All of this set the stage for Michael Phelps, who has been appointment viewing for the majority of his career. It takes some kind of crazy to stare down and possibly taunt Phelps, who captured his 19th gold medal on Sunday night, but that's what reigning Olympic gold medalist Chad le Clos did ahead of their 200 butterfly semifinal. He appeared to shadow box just feet away from Phelps in the ready room, and then continued to stare at him throughout the event. Phelps qualified second, le Clos fourth, meaning that the two will go head-to-head in the final Tuesday night.
After a somewhat nervy quarter and a half, the U.S. men showed little restraint in pounding the Venezuelans to improve to 2-0 in group play. Paul George was the leading scorer with 20 points, but his mere presence should be celebrated after his devastating leg injury two years ago. That's why, after what happened to French gymnast Samir Ait Said, George vowed that he would offer inspiration and "become friends" with him once they meet.
The U.S. women had little trouble dispatching Spain for their 43rd consecutive Olympic victory. The total margin of victory over four games for both U.S. teams has been (drum roll) ... 206 points. Like we said, zero doubt.

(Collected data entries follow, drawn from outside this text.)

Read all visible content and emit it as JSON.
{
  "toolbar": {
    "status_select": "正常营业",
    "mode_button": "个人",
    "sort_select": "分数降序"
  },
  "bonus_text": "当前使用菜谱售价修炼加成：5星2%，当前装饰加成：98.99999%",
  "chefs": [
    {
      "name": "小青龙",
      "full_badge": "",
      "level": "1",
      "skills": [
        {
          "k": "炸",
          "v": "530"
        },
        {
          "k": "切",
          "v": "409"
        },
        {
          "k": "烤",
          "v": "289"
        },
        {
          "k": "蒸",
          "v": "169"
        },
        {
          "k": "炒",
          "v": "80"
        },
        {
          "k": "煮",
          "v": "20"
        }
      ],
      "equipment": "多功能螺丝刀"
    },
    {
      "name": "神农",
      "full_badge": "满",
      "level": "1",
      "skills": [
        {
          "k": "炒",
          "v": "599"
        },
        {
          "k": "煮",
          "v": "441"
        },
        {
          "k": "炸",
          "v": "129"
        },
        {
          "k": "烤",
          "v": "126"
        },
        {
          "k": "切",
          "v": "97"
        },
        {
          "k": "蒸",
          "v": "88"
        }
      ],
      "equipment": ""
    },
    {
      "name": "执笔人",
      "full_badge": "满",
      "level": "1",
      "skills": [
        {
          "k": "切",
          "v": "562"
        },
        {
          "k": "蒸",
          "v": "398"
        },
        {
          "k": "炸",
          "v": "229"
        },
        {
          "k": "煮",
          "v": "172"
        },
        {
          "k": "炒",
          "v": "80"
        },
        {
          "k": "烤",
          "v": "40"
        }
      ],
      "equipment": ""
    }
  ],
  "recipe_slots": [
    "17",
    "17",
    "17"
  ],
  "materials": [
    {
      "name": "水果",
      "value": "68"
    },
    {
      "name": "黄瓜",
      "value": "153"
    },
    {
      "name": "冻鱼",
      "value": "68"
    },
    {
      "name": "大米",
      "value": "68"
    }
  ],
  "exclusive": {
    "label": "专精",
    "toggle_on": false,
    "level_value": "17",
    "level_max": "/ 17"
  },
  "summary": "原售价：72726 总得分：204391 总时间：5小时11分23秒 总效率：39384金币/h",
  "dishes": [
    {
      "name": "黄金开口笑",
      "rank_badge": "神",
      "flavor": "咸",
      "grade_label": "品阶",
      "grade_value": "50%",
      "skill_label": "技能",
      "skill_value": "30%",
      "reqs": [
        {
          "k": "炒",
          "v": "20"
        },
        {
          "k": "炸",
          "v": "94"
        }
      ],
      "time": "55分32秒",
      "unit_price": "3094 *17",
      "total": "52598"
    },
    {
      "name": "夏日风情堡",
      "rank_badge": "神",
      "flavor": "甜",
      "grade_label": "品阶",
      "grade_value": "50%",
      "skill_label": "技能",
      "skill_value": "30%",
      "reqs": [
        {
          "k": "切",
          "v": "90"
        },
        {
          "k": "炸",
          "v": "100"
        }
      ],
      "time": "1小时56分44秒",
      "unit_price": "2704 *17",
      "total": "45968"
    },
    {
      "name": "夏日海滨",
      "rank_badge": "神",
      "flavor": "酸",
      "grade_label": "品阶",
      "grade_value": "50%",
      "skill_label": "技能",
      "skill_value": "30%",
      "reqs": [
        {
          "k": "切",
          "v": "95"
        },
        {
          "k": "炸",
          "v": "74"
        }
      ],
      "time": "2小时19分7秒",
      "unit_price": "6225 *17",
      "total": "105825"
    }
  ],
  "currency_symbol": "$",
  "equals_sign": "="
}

When you're Usain Bolt, you get yourself a personal room in the Olympic Village. Is a TV on top of that too much to ask? Bolt went and bought himself a TV after someone promised they'd pick him up one and didn't come through. The six-time gold medalist was then serenaded by a credentialed reporter at a press conference. Such is life for the swaggering samba star.
After a series of remarks about Simone Biles' adoptive parents Sunday, NBC analyst Al Trautwig issued an apology Monday afternoon.
Trautwig sparked a furor online when he suggested the American gymnast's adoptive parents are not really her parents. "They may be mom and dad but they are NOT her parents," he wrote in a since-deleted tweet.
Ron and Nellie Biles adopted Simone and her younger sister Adria in 2001. The girls spent time in foster care as Shanon Biles, their biological mother and Ron's daughter, struggled with drugs and alcohol.
"I regret that I wasn't more clear in my wording on the air," Trautwig said in a statement emailed by NBC Sports. "I compounded the error on Twitter, which I quickly corrected. To set the record straight, Ron and Nellie are Simone's parents."
The United States scored 268.560, rallying in its last three events, but were unable to overcome a sloppy start en route to a fifth-place finish. On floor, Alex Naddour fell on his final tumbling pass and Sam Mikulak went out of bounds on his first two. It didn't get much better on pommel horse, where Mikulak, Naddour and Danell Leyvamanaged to stay on the apparatus but all scored in the 14s. Japan won gold, finishing 2.6 points ahead of the Russian team.